Две кумушки стоят посреди улицы, беседуют. Прошли их. Вдруг Света встрепенулась. Пописать — забыла. Где? — Надо было там! Вернёмся. — Мимо них? — (мне не хочется). Она, не слушая, бежит назад. Я не могу оставить её, плетусь следом, — выполнять свою участь: стоять на стрёме. Минуем опять кумушек. Во двор зашла, схватила с верёвки брюки, бросила в корыто и присела поверх них: обоссала. Позже мы узнали, что эти брюки были не Кошелева, а какого-то ещё другого художника (нам это пояснили в Ростове).
— Он привезёт её в Москву, усыновит её ребёнка (он давно ребёнка хотел). И будет её пиарить. У него есть связи, я знаю. Пятидесятилетний старец будет устраивать карьеру двадцатитрёхлетней девахе, которая ноль в художестве… И всё это — чтобы унизить меня. Чтобы я подохла. И чтобы ты подох со мной вместе. Он сначала хотел, чтобы я бросила тебя, и ты умер от тоски и унижения. А потом уже он расправился бы со мной — без твоей поддержки. Такой человек…
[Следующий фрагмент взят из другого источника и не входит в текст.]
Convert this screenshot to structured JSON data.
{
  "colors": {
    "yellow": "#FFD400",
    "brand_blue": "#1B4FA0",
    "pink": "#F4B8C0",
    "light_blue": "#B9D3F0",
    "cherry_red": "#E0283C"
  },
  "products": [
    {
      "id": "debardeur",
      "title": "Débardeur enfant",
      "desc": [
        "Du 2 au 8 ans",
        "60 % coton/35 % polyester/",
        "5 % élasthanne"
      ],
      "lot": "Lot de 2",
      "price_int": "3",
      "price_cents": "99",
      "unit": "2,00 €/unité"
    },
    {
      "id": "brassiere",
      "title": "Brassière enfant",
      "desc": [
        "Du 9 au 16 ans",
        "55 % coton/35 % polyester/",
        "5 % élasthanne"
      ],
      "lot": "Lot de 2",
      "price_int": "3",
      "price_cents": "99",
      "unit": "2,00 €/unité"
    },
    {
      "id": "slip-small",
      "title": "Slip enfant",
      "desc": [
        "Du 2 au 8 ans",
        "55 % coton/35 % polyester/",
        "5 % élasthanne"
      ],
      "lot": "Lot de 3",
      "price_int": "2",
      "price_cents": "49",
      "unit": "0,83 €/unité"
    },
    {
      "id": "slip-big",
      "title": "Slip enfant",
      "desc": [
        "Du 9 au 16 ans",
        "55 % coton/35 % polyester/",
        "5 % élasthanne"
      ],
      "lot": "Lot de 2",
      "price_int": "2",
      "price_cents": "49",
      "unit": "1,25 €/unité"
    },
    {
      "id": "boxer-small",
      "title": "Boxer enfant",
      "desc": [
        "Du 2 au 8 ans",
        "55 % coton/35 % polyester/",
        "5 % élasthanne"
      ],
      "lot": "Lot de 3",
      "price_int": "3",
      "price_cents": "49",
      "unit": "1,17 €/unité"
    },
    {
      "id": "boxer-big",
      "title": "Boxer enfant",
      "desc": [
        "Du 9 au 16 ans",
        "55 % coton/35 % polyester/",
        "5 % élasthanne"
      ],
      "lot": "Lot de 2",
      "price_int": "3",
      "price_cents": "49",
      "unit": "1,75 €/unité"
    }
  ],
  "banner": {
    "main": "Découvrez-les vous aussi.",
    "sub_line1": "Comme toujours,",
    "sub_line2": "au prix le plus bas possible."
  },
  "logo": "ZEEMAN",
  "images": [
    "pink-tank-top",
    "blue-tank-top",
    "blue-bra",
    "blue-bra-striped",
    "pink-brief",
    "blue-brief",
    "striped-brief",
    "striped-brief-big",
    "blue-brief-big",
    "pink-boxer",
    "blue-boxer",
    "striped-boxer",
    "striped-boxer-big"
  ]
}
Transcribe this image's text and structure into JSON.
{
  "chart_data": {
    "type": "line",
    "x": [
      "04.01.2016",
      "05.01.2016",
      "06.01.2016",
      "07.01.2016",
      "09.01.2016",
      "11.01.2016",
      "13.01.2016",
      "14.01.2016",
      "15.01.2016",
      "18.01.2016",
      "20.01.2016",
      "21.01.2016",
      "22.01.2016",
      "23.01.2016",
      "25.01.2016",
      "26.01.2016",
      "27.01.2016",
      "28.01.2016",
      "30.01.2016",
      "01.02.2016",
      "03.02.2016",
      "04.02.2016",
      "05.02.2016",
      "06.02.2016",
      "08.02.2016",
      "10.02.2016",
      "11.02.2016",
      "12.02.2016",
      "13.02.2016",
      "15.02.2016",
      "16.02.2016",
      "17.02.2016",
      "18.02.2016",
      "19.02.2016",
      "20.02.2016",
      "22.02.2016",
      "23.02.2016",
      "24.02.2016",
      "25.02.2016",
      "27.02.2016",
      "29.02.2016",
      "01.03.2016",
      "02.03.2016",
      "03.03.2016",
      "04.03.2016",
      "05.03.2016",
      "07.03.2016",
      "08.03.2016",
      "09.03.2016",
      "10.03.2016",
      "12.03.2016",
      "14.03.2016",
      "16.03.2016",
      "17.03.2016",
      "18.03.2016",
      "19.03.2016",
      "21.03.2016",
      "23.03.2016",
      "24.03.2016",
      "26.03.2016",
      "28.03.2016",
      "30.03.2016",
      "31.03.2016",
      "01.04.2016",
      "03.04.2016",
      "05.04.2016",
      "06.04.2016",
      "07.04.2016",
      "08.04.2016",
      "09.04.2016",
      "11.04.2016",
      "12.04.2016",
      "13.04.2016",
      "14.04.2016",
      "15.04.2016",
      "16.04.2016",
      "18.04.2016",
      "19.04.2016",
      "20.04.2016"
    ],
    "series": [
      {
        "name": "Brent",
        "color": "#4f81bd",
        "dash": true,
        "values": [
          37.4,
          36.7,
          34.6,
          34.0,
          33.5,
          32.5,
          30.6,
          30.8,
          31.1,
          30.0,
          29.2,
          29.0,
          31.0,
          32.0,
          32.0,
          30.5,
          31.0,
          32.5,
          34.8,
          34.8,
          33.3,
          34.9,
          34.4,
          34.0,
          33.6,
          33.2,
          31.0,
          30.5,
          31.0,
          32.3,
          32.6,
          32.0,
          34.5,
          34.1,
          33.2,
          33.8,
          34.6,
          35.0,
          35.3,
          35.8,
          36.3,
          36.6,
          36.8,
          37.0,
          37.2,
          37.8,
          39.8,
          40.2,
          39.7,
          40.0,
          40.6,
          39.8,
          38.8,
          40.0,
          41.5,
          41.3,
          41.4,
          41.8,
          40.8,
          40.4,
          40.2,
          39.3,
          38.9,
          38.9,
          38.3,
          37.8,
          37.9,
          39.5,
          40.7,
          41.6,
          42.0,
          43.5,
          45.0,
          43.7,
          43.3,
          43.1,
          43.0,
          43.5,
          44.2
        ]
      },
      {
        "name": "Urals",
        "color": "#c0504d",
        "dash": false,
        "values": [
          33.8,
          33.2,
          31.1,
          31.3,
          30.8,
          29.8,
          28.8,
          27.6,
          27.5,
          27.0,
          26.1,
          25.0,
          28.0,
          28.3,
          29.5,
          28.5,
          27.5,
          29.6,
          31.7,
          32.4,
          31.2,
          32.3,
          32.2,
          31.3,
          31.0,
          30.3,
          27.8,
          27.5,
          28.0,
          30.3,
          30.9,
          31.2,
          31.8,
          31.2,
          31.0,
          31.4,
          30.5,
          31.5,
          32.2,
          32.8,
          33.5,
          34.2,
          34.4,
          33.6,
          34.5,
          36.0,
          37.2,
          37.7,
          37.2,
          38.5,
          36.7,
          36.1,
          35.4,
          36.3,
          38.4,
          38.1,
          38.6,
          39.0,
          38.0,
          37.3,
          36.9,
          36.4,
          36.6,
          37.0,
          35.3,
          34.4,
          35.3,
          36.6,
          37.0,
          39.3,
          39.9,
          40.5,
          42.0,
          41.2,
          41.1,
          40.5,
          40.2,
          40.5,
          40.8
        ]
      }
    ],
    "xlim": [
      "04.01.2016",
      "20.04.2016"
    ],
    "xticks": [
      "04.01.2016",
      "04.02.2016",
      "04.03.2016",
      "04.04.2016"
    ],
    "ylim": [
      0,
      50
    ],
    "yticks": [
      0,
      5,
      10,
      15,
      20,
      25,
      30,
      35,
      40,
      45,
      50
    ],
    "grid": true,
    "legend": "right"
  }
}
Света лежит на диване в маленьком сарае на территории музея и бредит. Это бред влюблённой кошки. Пахнет мышами. Мне трудно дышать, я сгибаюсь и цепенею. Нечеловеческое усилие нужно для того, чтобы выпрямиться…. Почему нечеловеческое? — Обыкновенное. Вот я его делаю. (Правда, по существу это ничего не меняет. Только
Шли от дома художницы Вали и увидели на дороге змею — неподвижную. Света тронула ногой — у неё высунулся и мелко-мелко затрепетал язычок, — живая. Однако кем-то придавленная: уползти даже не пыталась. Землистого цвета. — Гадюка, — определила Света. Она не прикончила её, но оставила на произвол судьбы. И даже это странно: палкой какой-нибудь убрала бы с дороги в кусты. Материнская любовь её к животным…
Спустя немного времени, когда мы, поизвалявшись на ложе, возвращались, чтобы искупаться в Мёртвом Донце, змеи на дороге не было. — Здесь нет гадюк, — возразили нам вечером в музее, — это был полоз. Тёмный? — Нет, серая, желтоватая — под цвет камней. Длинная, но тоненькая. — Всё равно полоз. Здесь полозы.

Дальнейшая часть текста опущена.